Para a correta interpretação deste preceito importa distinguir entre nulidades de processo e nulidades de julgamento, sendo que apenas a estas últimas se aplica o normativo em referência.

É nula a sentença que, violando o princípio dispositivo quanto à conformação objetiva da instância, não respeite os limites impostos pelo artigo 609.º, n.º 1 do CPC, condenando ou absolvendo em quantidade superior ao pedido ou em objeto diverso do pedido.

Tal como decorre do n.º 1 do artigo 609º do CPC, a sentença não pode condenar em quantidade superior ou em objeto diverso do que se pedir.

Significa isto que compete às partes delimitar o thema decidendum, não tendo o juiz que avaliar se naquele caso concreto se adequaria outra providência que não a requerida – cf. António Abrantes Geraldes, Paulo Pimenta e Luís Filipe Pires de Sousa, Código de Processo Civil Anotado, Vol. I – Parte Geral e Processo de Declaração, 2018, pág. 728.

Assim, a sentença deve cingir-se ao âmbito do pedido e da causa de pedir, não podendo o juiz condenar em quantidade superior ou em objeto diverso do que é pedido, ou seja, não pode pronunciar-se sobre mais do que o que foi pedido ou sobre coisa diversa daquela que foi pedida, constituindo tal regra um corolário do princípio dispositivo.

O juiz não pode, por isso, condenar em dívida de valor de montante superior ao pedido, tal como ele se apresenta à data do encerramento da discussão, por via de atualização que tenha em conta a desvalorização da moeda (cf. Acórdão n.º 13/96, de 15/10/1996 para uniformização de jurisprudência, DR I-A Série, de 26/11/1996 – “O tribunal não pode, nos termos do artigo 661.º, n.º 1, do Código de Processo Civil, quando condenar em dívida de valor, proceder oficiosamente à sua actualização em montante superior ao valor do pedido do autor.”), nem, por outra via, pode, no âmbito da responsabilidade extraobrigacional, condenar nos juros de mora devidos desde a citação, nos termos do artigo 805.º, n.º 3 do Código Civil, se tal não lhe for pedido pelo lesado (cf. Acórdão n.º 9/2015, de 14/05/2015, para uniformização de jurisprudência, DR, I-A Série, de 24/06/2015 –“Se o autor não formula na petição inicial, nem em ulterior ampliação, pedido de juros de mora, o tribunal não pode condenar o réu no pagamento desses juros.”).

No entanto, não releva que o pedido seja formulado por parcelas ou resulte da soma de montantes separados, como sucede quando o autor quantifica vários danos sofridos e pede a sua reparação, como no presente caso.
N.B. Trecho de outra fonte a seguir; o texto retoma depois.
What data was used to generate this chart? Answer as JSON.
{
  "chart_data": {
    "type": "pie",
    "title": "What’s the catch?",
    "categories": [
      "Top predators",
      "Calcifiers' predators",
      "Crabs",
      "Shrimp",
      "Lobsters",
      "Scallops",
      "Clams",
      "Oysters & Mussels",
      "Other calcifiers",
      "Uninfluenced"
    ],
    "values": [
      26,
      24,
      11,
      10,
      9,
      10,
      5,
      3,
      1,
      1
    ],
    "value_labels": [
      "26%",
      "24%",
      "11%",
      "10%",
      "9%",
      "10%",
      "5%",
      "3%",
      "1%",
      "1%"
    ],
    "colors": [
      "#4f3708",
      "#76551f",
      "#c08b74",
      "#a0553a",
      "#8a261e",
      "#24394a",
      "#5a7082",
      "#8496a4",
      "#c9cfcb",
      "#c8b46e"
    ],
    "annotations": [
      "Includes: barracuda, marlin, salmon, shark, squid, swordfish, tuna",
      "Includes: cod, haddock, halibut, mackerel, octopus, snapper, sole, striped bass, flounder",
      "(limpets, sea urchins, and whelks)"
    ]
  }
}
Constitui jurisprudência pacífica que o limite de cada parcela se reporta ao valor global peticionado – cf. José Lebre de Freitas e Isabela Alexandre, Código de Processo Civil Anotado, Volume 2º, 3ª edição, pág. 715; cf. A. Abrantes Geraldes, Paulo Pimenta e Luís Filipe Pires de Sousa, op. cit., pág. 729.

Sobre esta questão refere-se no Acórdão do STJ, de 17/05/2018, Processo n.º 952/12.8TVPRT.P1.S1:

A sentença deve manter-se quanto ao seu conteúdo, dentro dos limites definidos pela pretensão do autor e da reconvenção eventualmente deduzida pelo réu, não podendo o juiz proferir sentença que transponha os limites do pedido, quer no que respeita à quantidade, quer quanto ao seu próprio objecto

A limitação contida no normativo em questão – consubstanciada na velha máxima do direito romano ne eat iudex ultra vel extra petita partium - constitui um corolário do princípio dispositivo, numa área que constitui o núcleo irredutível deste princípio. Será, assim, sobre o titular de determinado direito subjectivo que recairá o ónus de escolher, de entre diversas providências possíveis, aquela que melhor satisfaça os seus interesses, sendo o tribunal alheio a essa escolha, que depende única e exclusivamente da vontade do interessado e que uma vez efectuada – através da dedução do pedido – delimitará os poderes do juiz (art. 3.º, n.º 1, do CPC).”; cf. no mesmo sentido ainda que a propósito do valor da causa, acórdão do STJ, de 06/07/2017, Processo n.º 344/12.9TBBAO.P1.S1.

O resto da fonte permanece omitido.